“What a curious stone; and how heavy it is!” she remarked, holding it up to view.

Her companions came to inspect it, and Mrs Staunton took it in her hand to make a close examination.

“Stone!” she exclaimed excitedly. “Why, my dear girl, this is gold—a genuine nugget, unless I am greatly mistaken. Mr Thomson, a friend of my husband’s in Sydney, showed us several gold nuggets, and they were exactly like this, only they were none of them nearly so large.”

“Do you really think it is gold?” asked Blanche. “My dear Mrs Staunton, my dear Violet, only fancy what a delightful thing it will be if we have actually discovered a gold mine; why, we shall be able to present our husbands with a magnificent fortune each.”

A charming blush mantled the speaker’s cheek as she said this, notwithstanding the fact that by this time the three women had no secrets from each other.

“I wonder if there are any more,” remarked Mrs Staunton; “surely that cannot be the only one here. I fancy I stepped on something hard just now.”

The three women at once went groping along the sand with their feet, and not in vain. First one, and then another encountered a hard object which proved to be similar in substance to the one found by Blanche; and in a quarter of an hour they had between them collected upwards of a dozen of them, though one only—found by Mrs Staunton—exceeded in size that of the first discovery.

Then, feeling somewhat chilled by their long immersion, they returned to terra firma, and were soon once more wending their way homeward.
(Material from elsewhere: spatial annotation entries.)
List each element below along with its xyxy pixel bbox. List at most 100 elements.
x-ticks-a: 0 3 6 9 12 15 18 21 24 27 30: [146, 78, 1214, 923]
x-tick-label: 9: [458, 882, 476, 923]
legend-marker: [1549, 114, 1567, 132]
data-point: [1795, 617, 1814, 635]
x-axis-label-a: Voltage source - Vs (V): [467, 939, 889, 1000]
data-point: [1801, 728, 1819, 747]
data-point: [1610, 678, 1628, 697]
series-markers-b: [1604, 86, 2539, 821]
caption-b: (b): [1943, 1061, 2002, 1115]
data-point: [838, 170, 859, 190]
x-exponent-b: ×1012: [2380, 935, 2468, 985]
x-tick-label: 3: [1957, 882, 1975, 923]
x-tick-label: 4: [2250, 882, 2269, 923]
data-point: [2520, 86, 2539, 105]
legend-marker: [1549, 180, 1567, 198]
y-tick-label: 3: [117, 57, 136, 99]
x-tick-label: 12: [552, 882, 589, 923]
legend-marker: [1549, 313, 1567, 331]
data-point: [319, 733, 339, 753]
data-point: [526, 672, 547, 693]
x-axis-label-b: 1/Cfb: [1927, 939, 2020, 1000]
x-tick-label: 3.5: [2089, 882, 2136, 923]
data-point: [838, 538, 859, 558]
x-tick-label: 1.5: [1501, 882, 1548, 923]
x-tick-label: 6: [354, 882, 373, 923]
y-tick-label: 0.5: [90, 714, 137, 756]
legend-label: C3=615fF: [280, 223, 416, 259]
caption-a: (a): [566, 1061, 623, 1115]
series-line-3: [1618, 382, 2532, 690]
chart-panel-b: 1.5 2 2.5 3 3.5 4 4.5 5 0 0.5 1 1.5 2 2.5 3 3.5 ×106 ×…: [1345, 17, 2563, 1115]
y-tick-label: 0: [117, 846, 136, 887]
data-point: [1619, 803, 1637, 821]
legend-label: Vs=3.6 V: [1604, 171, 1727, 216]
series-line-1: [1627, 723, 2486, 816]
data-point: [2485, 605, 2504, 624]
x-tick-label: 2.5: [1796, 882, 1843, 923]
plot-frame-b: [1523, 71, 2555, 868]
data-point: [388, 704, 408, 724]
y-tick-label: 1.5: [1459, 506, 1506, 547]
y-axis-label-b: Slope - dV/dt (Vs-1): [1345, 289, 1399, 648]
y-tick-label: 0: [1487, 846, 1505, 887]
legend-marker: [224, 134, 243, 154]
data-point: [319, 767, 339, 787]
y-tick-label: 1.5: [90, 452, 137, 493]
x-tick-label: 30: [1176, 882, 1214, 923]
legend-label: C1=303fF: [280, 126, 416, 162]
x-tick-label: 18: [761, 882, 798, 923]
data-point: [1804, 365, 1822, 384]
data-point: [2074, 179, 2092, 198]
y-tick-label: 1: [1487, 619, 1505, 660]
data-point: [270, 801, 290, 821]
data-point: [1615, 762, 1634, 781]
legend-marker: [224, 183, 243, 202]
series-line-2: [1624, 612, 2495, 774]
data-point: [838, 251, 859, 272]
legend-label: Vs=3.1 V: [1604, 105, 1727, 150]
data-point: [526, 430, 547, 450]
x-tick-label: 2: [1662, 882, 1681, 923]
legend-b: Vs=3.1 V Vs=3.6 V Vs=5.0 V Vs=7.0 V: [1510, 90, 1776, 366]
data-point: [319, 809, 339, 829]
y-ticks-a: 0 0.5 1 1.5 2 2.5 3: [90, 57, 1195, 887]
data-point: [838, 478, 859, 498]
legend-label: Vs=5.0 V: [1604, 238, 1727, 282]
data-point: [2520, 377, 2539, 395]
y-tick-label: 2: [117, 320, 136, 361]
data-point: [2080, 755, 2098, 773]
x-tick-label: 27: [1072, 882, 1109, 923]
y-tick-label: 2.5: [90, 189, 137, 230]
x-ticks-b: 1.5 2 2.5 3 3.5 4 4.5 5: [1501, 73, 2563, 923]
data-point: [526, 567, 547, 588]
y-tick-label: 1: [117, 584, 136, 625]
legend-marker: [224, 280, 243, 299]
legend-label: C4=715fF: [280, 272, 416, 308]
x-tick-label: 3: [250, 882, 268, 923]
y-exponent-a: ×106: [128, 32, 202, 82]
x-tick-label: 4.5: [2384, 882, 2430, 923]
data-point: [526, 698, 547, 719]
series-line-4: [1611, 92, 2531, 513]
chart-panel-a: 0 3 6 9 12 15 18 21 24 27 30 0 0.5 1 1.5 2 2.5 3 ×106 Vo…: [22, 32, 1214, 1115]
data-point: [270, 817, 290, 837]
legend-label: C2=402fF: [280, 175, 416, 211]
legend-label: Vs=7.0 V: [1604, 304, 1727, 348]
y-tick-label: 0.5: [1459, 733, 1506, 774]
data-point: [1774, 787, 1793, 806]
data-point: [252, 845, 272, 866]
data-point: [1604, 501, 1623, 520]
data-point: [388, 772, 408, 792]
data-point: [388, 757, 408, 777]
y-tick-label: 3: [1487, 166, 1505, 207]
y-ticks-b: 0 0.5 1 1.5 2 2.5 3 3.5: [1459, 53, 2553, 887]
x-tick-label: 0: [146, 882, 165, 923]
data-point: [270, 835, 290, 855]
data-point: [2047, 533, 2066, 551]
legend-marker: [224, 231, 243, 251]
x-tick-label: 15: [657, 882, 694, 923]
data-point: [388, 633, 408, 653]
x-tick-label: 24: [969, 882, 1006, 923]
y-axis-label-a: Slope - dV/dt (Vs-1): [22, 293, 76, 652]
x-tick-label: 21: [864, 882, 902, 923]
In passing through the wood they contrived to lose their way; but, as it happened, this proved of but slight consequence, as though they eventually came out at a point nearly a mile distant from the pathway which they had followed in the morning, they were quite as near the settlement as they would have been had they faithfully retraced their original footsteps; and by four o’clock in the afternoon they found themselves once more within the shelter of the walls of Staunton Cottage, greatly fatigued, it is true, by their long ramble, but with an elasticity of spirits and a sense of renewed life to which they had long been strangers.

Meanwhile the party at the shipyard had been thrown into a state of unwonted excitement by an incident which at one moment threatened to have a tragic termination.

A strong gang of men were at work upon the rock—all, indeed, who were left upon the island, excepting some dozen or fourteen, most of whom were employed in providing for the daily wants of the others, such as in baking bread, cleaning out the huts, airing bedding, and so on—and the scene at the mouth of the harbour was therefore a tolerably busy one.